Charting directions for economic development in Myanmar: A computable general equilibrium (CGE) approach on high quality education in labour-growth strategy
Center for Global Trade Analysis, Department of Agricultural Economics, Purdue University
School of Business and Law
Since 2011, Myanmar has progressively liberalized its trade and investment policies, resulting in both opportunities and challenges. The rising inequality between urban and non-urban areas has become a growing concern for policy makers, in addition to the existing pervasive poverty issue. This research attempts to investigate how Myanmar can affect if the qualified labour supply is increased and what policies are needed to integrate into the existing policies to ensure economic development. This research applies the concept of Computable General Equilibrium (CGE) and the ORANIG model to test a sample of 57 sectors under 15 industries using the GEMPack software.

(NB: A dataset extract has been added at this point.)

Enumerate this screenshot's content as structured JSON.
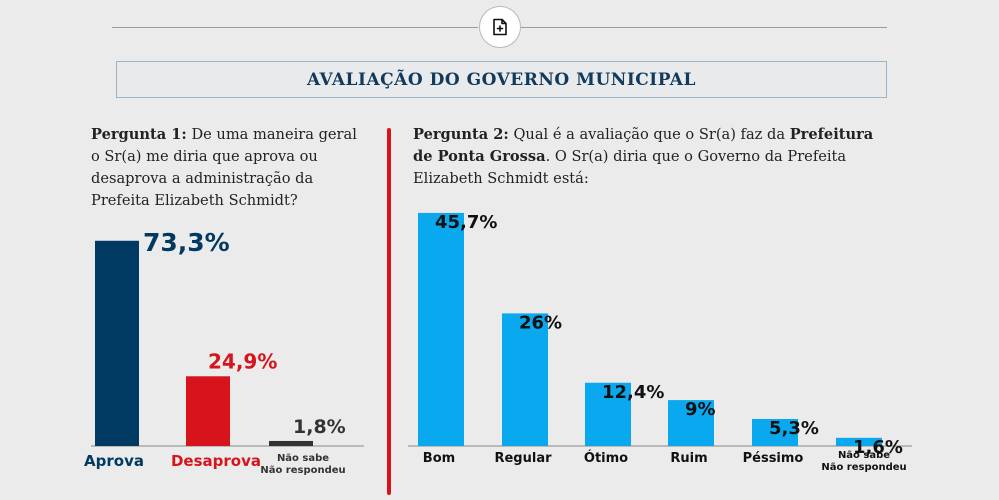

The results obtained confirm that by integrating high-quality educational systems into trade and investment liberalization policies, Myanmar would increase new employment opportunities by 8.8659%. The macroeconomic indicators indicate that the current account deficit problem, and the unemployment problem would decline through an increase in value-added production and new employment opportunities, accompanied by a decrease in the output prices, the purchasers’ prices and the prices for the primary factor composite. The rural concentrated value-added vegetable oil and fat sector, crop sector, and cereal and grain sector have the highest potential by increasing labour demand by 37.0368%. There would also be another 14 winning sectors: 12 urban sectors and 2 regional industries. But, some constraints would hinder the growth of some industries with massive employment opportunities and increase production. To ensure Myanmar is on the right track of growth with equity, Myanmar policy makers need to have intervention policies that control both the rising land and capital price, and the inflation rate. If so, an additional 12 urban sectors, 3 regional sectors, 8 rural sectors and 1 supporting industry have massive potential to grow.